Unilever Raises Full-Year Guidance After Strong Third Quarter

PARIS ­– Unilever’s underlying sales growth picked up pace in the third quarter of 2022, spurred by further pricing increases with a limited impact to volume, causing the group to raise its guidance for the full year.

The maker of brands ranging from Dove and Tatcha to Ben & Jerry’s and Magnum generated sales of 15.8 billion euros in the three months ended Sept. 30, up 10.6 percent on an organic basis and 17.8 percent in reported terms versus the same prior-year period.

The organic sales growth was spread across all business groups in the period, Unilever said.

“Price growth has sequentially improved in each of the past seven quarters, reaching 12.5 percent in the third quarter,” the group said in a statement released Thursday morning.

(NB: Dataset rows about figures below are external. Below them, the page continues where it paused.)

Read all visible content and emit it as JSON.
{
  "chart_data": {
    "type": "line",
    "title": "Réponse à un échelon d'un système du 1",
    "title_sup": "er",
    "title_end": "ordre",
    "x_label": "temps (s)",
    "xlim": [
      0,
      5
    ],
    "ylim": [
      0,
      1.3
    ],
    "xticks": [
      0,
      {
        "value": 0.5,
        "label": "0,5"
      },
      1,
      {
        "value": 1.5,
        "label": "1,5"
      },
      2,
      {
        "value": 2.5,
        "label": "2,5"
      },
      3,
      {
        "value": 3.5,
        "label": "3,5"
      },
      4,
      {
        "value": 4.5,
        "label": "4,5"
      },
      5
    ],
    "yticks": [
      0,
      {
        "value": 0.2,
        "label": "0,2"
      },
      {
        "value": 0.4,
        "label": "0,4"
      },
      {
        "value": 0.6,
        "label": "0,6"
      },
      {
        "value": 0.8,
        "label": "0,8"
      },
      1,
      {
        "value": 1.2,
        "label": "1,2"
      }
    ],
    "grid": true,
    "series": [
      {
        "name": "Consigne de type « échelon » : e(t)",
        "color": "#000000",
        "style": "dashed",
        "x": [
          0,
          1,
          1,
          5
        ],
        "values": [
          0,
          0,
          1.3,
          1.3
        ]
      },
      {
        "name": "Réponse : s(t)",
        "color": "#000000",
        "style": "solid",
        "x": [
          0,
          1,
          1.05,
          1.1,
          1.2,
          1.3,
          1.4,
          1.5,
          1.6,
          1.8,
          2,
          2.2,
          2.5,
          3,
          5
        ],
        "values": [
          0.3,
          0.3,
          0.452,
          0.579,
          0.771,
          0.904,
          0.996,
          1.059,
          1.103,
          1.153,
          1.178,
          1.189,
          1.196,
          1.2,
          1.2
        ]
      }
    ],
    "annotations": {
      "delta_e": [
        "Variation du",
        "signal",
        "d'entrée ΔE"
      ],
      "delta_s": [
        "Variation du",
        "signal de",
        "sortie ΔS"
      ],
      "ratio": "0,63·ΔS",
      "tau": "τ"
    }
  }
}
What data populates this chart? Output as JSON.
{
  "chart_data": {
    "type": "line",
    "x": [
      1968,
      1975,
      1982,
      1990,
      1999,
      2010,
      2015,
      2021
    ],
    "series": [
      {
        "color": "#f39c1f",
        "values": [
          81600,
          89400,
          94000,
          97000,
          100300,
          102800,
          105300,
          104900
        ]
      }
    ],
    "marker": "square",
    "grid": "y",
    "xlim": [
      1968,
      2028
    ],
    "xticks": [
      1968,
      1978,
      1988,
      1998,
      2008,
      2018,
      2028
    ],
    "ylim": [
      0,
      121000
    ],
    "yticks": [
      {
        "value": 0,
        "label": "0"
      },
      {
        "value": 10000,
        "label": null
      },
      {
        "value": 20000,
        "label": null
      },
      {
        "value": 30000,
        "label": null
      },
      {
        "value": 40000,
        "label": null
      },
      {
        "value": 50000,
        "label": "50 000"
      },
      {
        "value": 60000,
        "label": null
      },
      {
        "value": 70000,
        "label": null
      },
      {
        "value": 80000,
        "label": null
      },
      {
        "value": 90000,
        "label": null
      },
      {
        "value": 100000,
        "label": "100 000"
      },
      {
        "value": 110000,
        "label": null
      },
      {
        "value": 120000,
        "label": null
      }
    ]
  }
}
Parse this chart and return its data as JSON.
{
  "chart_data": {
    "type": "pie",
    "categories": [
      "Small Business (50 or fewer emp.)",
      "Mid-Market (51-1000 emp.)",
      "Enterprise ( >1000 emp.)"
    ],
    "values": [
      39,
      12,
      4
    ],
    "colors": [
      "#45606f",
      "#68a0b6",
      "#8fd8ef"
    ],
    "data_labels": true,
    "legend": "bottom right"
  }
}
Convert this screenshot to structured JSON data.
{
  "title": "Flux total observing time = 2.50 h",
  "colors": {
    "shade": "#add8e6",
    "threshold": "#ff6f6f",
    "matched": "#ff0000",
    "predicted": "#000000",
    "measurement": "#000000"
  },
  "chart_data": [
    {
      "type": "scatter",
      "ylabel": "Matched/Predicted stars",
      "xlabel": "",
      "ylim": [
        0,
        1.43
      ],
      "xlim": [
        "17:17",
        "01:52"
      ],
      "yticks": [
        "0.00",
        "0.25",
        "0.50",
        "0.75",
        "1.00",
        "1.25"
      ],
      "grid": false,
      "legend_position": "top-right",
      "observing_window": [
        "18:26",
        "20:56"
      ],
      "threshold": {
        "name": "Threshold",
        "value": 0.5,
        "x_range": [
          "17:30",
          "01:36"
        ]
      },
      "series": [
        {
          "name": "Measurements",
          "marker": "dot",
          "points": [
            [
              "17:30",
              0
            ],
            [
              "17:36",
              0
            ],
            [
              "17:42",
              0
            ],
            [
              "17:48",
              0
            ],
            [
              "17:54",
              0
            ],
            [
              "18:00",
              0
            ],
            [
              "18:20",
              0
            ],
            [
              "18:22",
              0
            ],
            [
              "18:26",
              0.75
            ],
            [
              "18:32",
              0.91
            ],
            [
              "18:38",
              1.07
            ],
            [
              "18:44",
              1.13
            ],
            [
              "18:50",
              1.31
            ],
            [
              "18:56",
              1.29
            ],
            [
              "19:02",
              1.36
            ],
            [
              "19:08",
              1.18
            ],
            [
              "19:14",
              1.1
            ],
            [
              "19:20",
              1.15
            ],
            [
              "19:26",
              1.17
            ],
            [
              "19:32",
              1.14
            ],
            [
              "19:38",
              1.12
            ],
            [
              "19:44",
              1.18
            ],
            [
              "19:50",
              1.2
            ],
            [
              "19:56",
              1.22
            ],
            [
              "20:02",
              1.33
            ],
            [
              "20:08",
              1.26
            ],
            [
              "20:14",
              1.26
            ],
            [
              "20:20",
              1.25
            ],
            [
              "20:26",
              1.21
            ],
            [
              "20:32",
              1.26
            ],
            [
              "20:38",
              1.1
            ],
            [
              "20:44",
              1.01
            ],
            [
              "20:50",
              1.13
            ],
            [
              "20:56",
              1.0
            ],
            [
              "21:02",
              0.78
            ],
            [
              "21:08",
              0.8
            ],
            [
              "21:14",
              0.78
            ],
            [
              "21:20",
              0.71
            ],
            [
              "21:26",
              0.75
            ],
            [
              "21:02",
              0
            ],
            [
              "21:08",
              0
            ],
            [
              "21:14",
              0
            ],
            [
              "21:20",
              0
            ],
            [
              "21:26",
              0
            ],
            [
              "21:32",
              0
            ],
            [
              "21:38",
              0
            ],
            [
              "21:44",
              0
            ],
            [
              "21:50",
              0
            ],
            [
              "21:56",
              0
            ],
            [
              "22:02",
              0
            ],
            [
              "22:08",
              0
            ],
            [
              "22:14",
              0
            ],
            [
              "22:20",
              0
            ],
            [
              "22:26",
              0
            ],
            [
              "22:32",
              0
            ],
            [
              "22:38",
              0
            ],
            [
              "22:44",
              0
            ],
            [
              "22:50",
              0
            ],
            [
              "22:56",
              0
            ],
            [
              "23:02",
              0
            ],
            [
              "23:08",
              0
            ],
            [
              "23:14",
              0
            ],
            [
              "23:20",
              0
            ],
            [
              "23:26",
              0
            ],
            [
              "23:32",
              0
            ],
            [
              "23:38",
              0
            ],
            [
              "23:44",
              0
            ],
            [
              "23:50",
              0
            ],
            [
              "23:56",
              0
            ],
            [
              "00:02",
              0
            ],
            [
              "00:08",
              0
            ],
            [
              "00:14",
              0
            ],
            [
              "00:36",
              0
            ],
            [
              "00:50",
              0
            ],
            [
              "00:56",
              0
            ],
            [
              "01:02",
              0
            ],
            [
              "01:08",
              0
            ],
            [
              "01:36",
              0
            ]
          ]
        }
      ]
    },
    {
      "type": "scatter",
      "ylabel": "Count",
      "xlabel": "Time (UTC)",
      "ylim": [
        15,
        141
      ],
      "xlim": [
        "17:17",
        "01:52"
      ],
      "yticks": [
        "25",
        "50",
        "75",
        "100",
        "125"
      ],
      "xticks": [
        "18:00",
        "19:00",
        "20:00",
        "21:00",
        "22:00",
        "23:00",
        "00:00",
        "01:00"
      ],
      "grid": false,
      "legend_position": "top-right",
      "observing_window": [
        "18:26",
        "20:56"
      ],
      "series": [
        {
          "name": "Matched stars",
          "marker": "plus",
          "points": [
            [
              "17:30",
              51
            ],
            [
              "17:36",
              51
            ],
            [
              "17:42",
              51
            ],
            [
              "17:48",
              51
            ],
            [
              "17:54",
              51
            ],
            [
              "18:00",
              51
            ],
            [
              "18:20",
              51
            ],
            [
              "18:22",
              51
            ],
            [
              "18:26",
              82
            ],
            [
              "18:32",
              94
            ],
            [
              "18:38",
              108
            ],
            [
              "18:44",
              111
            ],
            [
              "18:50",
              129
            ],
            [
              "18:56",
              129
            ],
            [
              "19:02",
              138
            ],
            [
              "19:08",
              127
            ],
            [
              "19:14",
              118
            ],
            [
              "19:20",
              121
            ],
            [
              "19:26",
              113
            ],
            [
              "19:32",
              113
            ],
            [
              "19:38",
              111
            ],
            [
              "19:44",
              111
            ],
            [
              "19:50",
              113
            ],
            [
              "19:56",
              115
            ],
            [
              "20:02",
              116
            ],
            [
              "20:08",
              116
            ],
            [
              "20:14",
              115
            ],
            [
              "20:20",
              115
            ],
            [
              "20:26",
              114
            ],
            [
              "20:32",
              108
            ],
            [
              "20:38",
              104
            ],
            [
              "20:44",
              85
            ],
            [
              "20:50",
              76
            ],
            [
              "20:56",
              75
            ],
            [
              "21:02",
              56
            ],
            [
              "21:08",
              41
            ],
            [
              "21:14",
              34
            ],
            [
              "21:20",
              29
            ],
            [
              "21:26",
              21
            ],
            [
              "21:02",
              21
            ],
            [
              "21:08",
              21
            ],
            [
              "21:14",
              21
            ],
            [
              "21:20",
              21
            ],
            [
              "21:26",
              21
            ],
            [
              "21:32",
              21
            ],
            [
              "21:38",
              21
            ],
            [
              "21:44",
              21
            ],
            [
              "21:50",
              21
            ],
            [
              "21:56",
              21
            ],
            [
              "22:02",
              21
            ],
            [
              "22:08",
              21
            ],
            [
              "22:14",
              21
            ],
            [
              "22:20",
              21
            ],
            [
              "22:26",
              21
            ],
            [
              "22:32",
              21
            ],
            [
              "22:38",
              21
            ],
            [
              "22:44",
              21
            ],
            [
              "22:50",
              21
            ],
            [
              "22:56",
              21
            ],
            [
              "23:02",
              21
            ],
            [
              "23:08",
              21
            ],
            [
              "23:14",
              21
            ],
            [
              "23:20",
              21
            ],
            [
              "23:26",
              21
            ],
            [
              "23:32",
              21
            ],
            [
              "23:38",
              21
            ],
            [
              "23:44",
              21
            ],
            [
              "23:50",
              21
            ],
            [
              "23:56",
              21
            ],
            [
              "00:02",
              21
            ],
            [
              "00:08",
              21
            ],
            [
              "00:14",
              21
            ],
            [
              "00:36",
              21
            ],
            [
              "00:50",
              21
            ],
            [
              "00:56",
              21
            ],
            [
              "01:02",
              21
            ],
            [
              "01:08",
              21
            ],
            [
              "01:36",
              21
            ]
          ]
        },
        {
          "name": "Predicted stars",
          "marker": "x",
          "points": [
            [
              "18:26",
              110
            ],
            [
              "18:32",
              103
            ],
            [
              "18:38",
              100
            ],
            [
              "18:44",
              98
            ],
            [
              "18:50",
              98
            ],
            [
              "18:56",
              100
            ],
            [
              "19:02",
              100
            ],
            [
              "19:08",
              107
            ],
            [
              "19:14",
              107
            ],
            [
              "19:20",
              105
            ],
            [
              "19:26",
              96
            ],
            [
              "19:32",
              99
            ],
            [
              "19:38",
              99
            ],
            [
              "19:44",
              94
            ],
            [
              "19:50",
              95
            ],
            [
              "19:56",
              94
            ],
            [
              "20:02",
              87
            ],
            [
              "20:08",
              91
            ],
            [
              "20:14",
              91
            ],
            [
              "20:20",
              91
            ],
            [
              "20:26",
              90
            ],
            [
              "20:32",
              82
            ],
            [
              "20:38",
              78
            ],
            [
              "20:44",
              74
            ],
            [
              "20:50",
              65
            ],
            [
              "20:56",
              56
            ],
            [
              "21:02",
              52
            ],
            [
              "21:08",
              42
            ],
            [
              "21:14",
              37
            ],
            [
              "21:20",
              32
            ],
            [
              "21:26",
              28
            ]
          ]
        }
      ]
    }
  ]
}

Gains in each of Unilever’s five business units were led by the performance of the company’s billion-euro brands, which together grew sales by 14 percent.

Unilever’s Beauty and Wellbeing division’s sales gained 6.7 percent, bolstered by price, but with a slightly negative volume effect driven by skin care and hair care. The Personal Care division’s sales rose 8.9 percent organically.

The group’s Home Care, Nutrition and Ice Cream divisions all notched up double-digit gains.

“Unilever has delivered another quarter of growth in challenging microeconomic conditions,” Alan Jope, chief executive officer of Unilever, said in the statement.

He explained the underlying sales growth was “led by further increases in pricing with only a limited impact on volume, and we now expect underlying sales growth for the full-year 2022 to be above 8 percent.”

Also for later this year, Unilever expects there to be a higher level of negative organic volume growth than in the first nine months of 2022.

Group sales in that period reached 45.6 billion euros, an 8.9 percent increase in organic terms and a 10.7 percent gain on a reported basis.

The company further anticipates net material inflation, or NMI, this year to remain unchanged at approximately 4.5 billion euros in the second half.

“Although some commodities have softened from their peaks, we expect cost pressure to carry forward into 2023, driven by currency devaluation, higher raw material costs versus beneficial covers in the first half of 2022, and higher supplier processing costs from energy and labor inflation,” said Unilever.

Therefore, the company’s estimate for NMI in the first half of 2023 versus first-half 2022 is approximately 2 billion euros, “with a range of possible outcomes.”

“The global macroeconomic outlook remains mixed, and we expect the challenges of high inflation to persist in 2023,” said Jope.